Here's something of interest. I've always learned that \(\displaystyle \lim_{n \to \infty} 1^n\) is indeterminate.

(I also looked it up and the wikipedia article agreed with me, anyway.) But W|A says it's 1. Strange.

-Dan

@ Debsta

@ topsquark

It (the form) is indeterminate. Please look at these examples after you put them into graphing/other calculators and/or computers:

limit as n ---> oo \(\displaystyle \ \) of \(\displaystyle \ \bigg(1 \ + \ \dfrac{1}{n^2}\bigg)^n\)

limit as n ---> oo \(\displaystyle \ \) of \(\displaystyle \ \bigg(1 \ + \ \dfrac{1}{n^2}\bigg)^{n^2}\)

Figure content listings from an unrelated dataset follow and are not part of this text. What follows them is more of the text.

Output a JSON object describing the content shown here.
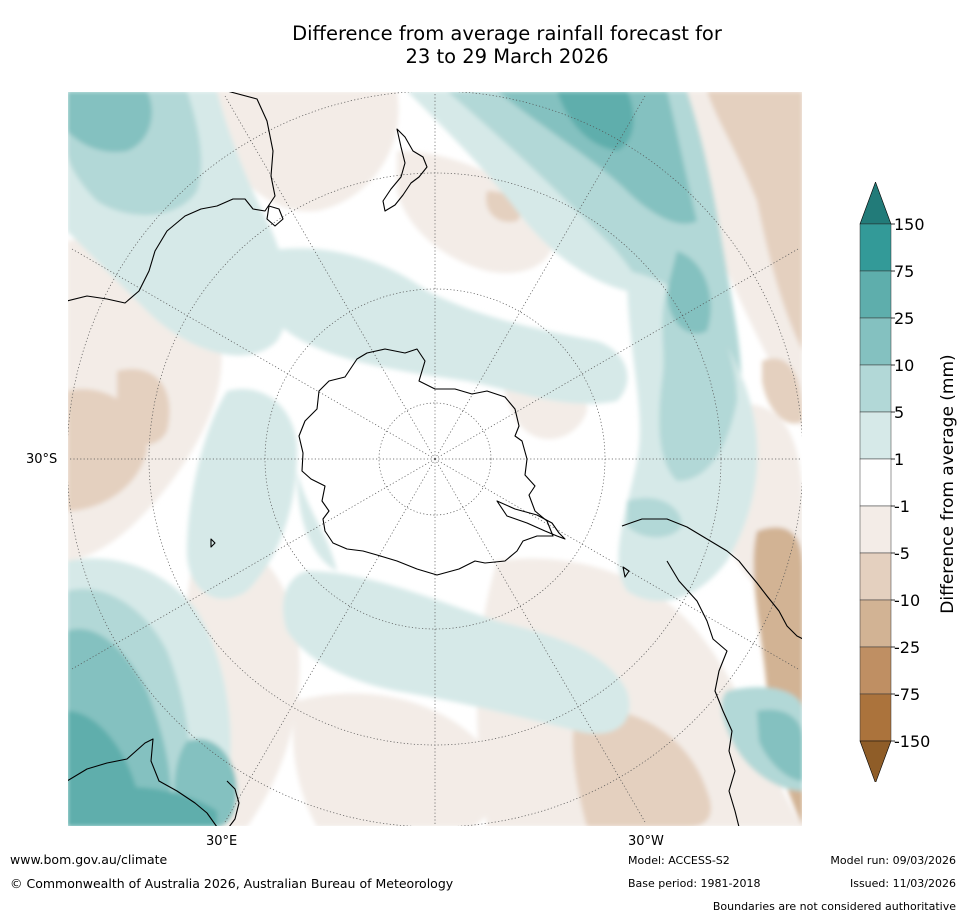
{
  "title": {
    "line1": "Difference from average rainfall forecast for",
    "line2": "23 to 29 March 2026"
  },
  "map": {
    "projection": "south polar stereographic",
    "labels": {
      "lat": "30°S",
      "lon_east": "30°E",
      "lon_west": "30°W"
    },
    "colors": {
      "land_outline": "#000000",
      "neutral": "#ffffff",
      "dry_1": "#f3ece7",
      "dry_2": "#e4d0bf",
      "dry_3": "#d2b394",
      "wet_1": "#d6e9e8",
      "wet_2": "#b2d8d7",
      "wet_3": "#84c1c0",
      "wet_4": "#5eaeac"
    }
  },
  "colorbar": {
    "title": "Difference from average (mm)",
    "tick_labels": [
      "150",
      "75",
      "25",
      "10",
      "5",
      "1",
      "-1",
      "-5",
      "-10",
      "-25",
      "-75",
      "-150"
    ],
    "bins": [
      {
        "range": "above 150",
        "color": "#227b79"
      },
      {
        "range": "75 to 150",
        "color": "#339a98"
      },
      {
        "range": "25 to 75",
        "color": "#5eaeac"
      },
      {
        "range": "10 to 25",
        "color": "#84c1c0"
      },
      {
        "range": "5 to 10",
        "color": "#b2d8d7"
      },
      {
        "range": "1 to 5",
        "color": "#d6e9e8"
      },
      {
        "range": "-1 to 1",
        "color": "#ffffff"
      },
      {
        "range": "-5 to -1",
        "color": "#f3ece7"
      },
      {
        "range": "-10 to -5",
        "color": "#e4d0bf"
      },
      {
        "range": "-25 to -10",
        "color": "#d2b394"
      },
      {
        "range": "-75 to -25",
        "color": "#bf8f63"
      },
      {
        "range": "-150 to -75",
        "color": "#ab733c"
      },
      {
        "range": "below -150",
        "color": "#8f5d28"
      }
    ]
  },
  "footer": {
    "website": "www.bom.gov.au/climate",
    "copyright": "© Commonwealth of Australia 2026, Australian Bureau of Meteorology",
    "model": "Model: ACCESS-S2",
    "base_period": "Base period: 1981-2018",
    "model_run": "Model run: 09/03/2026",
    "issued": "Issued: 11/03/2026",
    "disclaimer": "Boundaries are not considered authoritative"
  }
}
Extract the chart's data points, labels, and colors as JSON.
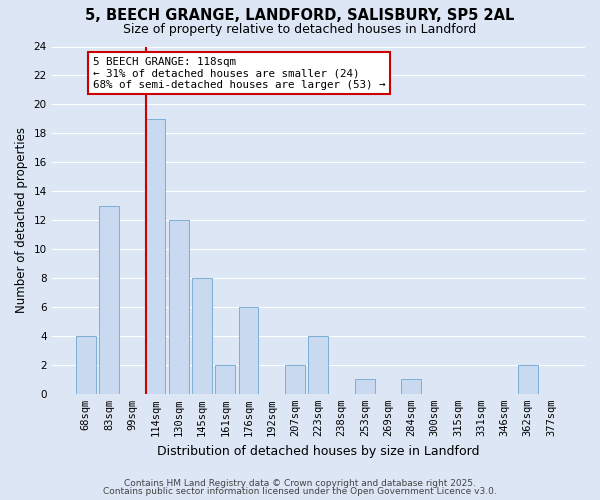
{
  "title": "5, BEECH GRANGE, LANDFORD, SALISBURY, SP5 2AL",
  "subtitle": "Size of property relative to detached houses in Landford",
  "xlabel": "Distribution of detached houses by size in Landford",
  "ylabel": "Number of detached properties",
  "bar_labels": [
    "68sqm",
    "83sqm",
    "99sqm",
    "114sqm",
    "130sqm",
    "145sqm",
    "161sqm",
    "176sqm",
    "192sqm",
    "207sqm",
    "223sqm",
    "238sqm",
    "253sqm",
    "269sqm",
    "284sqm",
    "300sqm",
    "315sqm",
    "331sqm",
    "346sqm",
    "362sqm",
    "377sqm"
  ],
  "bar_values": [
    4,
    13,
    0,
    19,
    12,
    8,
    2,
    6,
    0,
    2,
    4,
    0,
    1,
    0,
    1,
    0,
    0,
    0,
    0,
    2,
    0
  ],
  "bar_color": "#c9d9f0",
  "bar_edge_color": "#7bafd4",
  "vline_color": "#cc0000",
  "vline_x": 2.575,
  "ylim": [
    0,
    24
  ],
  "yticks": [
    0,
    2,
    4,
    6,
    8,
    10,
    12,
    14,
    16,
    18,
    20,
    22,
    24
  ],
  "annotation_title": "5 BEECH GRANGE: 118sqm",
  "annotation_line1": "← 31% of detached houses are smaller (24)",
  "annotation_line2": "68% of semi-detached houses are larger (53) →",
  "annotation_box_facecolor": "#ffffff",
  "annotation_box_edgecolor": "#cc0000",
  "footer1": "Contains HM Land Registry data © Crown copyright and database right 2025.",
  "footer2": "Contains public sector information licensed under the Open Government Licence v3.0.",
  "background_color": "#dce6f5",
  "plot_bg_color": "#dce6f5",
  "grid_color": "#ffffff",
  "title_fontsize": 10.5,
  "subtitle_fontsize": 9,
  "ylabel_fontsize": 8.5,
  "xlabel_fontsize": 9,
  "tick_fontsize": 7.5,
  "footer_fontsize": 6.5
}
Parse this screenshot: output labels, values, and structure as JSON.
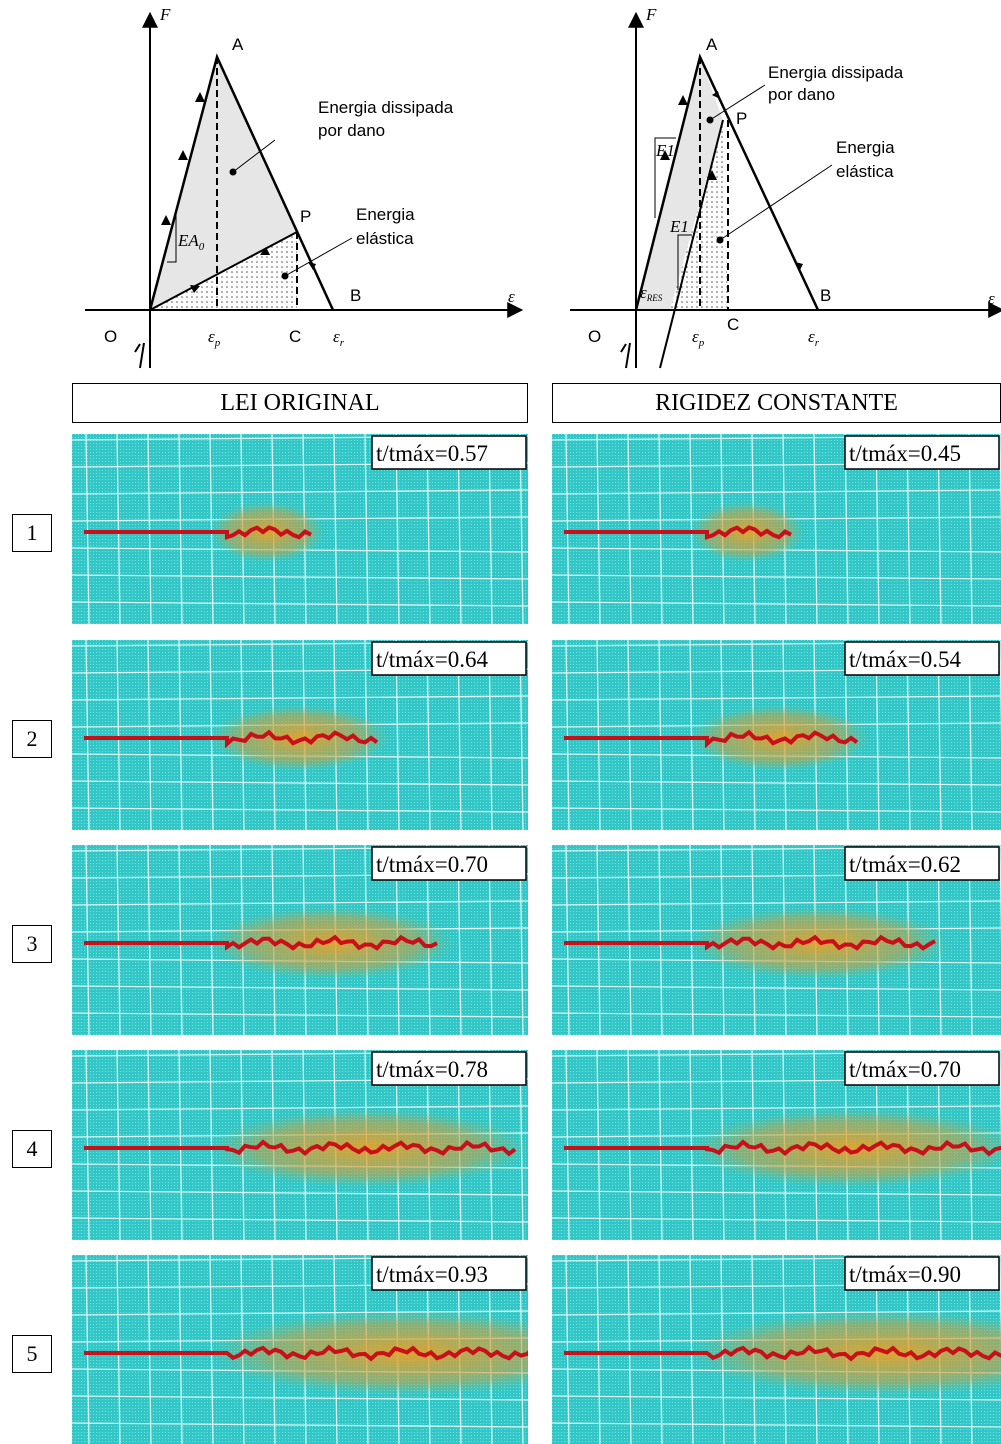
{
  "diagrams": [
    {
      "axis_force": "F",
      "axis_strain": "ε",
      "origin": "O",
      "point_a": "A",
      "point_p": "P",
      "point_b": "B",
      "point_c": "C",
      "dissipated_line1": "Energia dissipada",
      "dissipated_line2": "por dano",
      "elastic_line1": "Energia",
      "elastic_line2": "elástica",
      "eps_p": {
        "base": "ε",
        "sub": "p"
      },
      "eps_r": {
        "base": "ε",
        "sub": "r"
      },
      "stiffness": {
        "base": "EA",
        "sub": "0"
      }
    },
    {
      "axis_force": "F",
      "axis_strain": "ε",
      "origin": "O",
      "point_a": "A",
      "point_p": "P",
      "point_b": "B",
      "point_c": "C",
      "dissipated_line1": "Energia dissipada",
      "dissipated_line2": "por dano",
      "elastic_line1": "Energia",
      "elastic_line2": "elástica",
      "eps_p": {
        "base": "ε",
        "sub": "p"
      },
      "eps_r": {
        "base": "ε",
        "sub": "r"
      },
      "eps_res": {
        "base": "ε",
        "sub": "RES"
      },
      "stiffness_initial": "E1",
      "stiffness_reload": "E1"
    }
  ],
  "rows": [
    "1",
    "2",
    "3",
    "4",
    "5"
  ],
  "columns": [
    {
      "header": "LEI ORIGINAL",
      "times": [
        "t/tmáx=0.57",
        "t/tmáx=0.64",
        "t/tmáx=0.70",
        "t/tmáx=0.78",
        "t/tmáx=0.93"
      ]
    },
    {
      "header": "RIGIDEZ CONSTANTE",
      "times": [
        "t/tmáx=0.45",
        "t/tmáx=0.54",
        "t/tmáx=0.62",
        "t/tmáx=0.70",
        "t/tmáx=0.90"
      ]
    }
  ]
}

limit as n ---> oo \(\displaystyle \ \) of \(\displaystyle \ \bigg(1 \ + \ \dfrac{1}{n^2}\bigg)^{n^3}\)

limit as n ---> oo \(\displaystyle \ \) of \(\displaystyle \ \bigg(1 \ - \ \dfrac{1}{n^2}\bigg)^n\)

limit as n ---> oo \(\displaystyle \ \) of \(\displaystyle \ \bigg(1 \ - \ \dfrac{1}{n^2}\bigg)^{n^2}\)

limit as n ---> oo \(\displaystyle \ \) of \(\displaystyle \ \bigg(1 \ - \ \dfrac{1}{n^2}\bigg)^{n^3}\)

There should be at least four different limit values from the above. I haven't checked them all.

(Edit) For similar reasons, the form in # 8 is also indeterminate.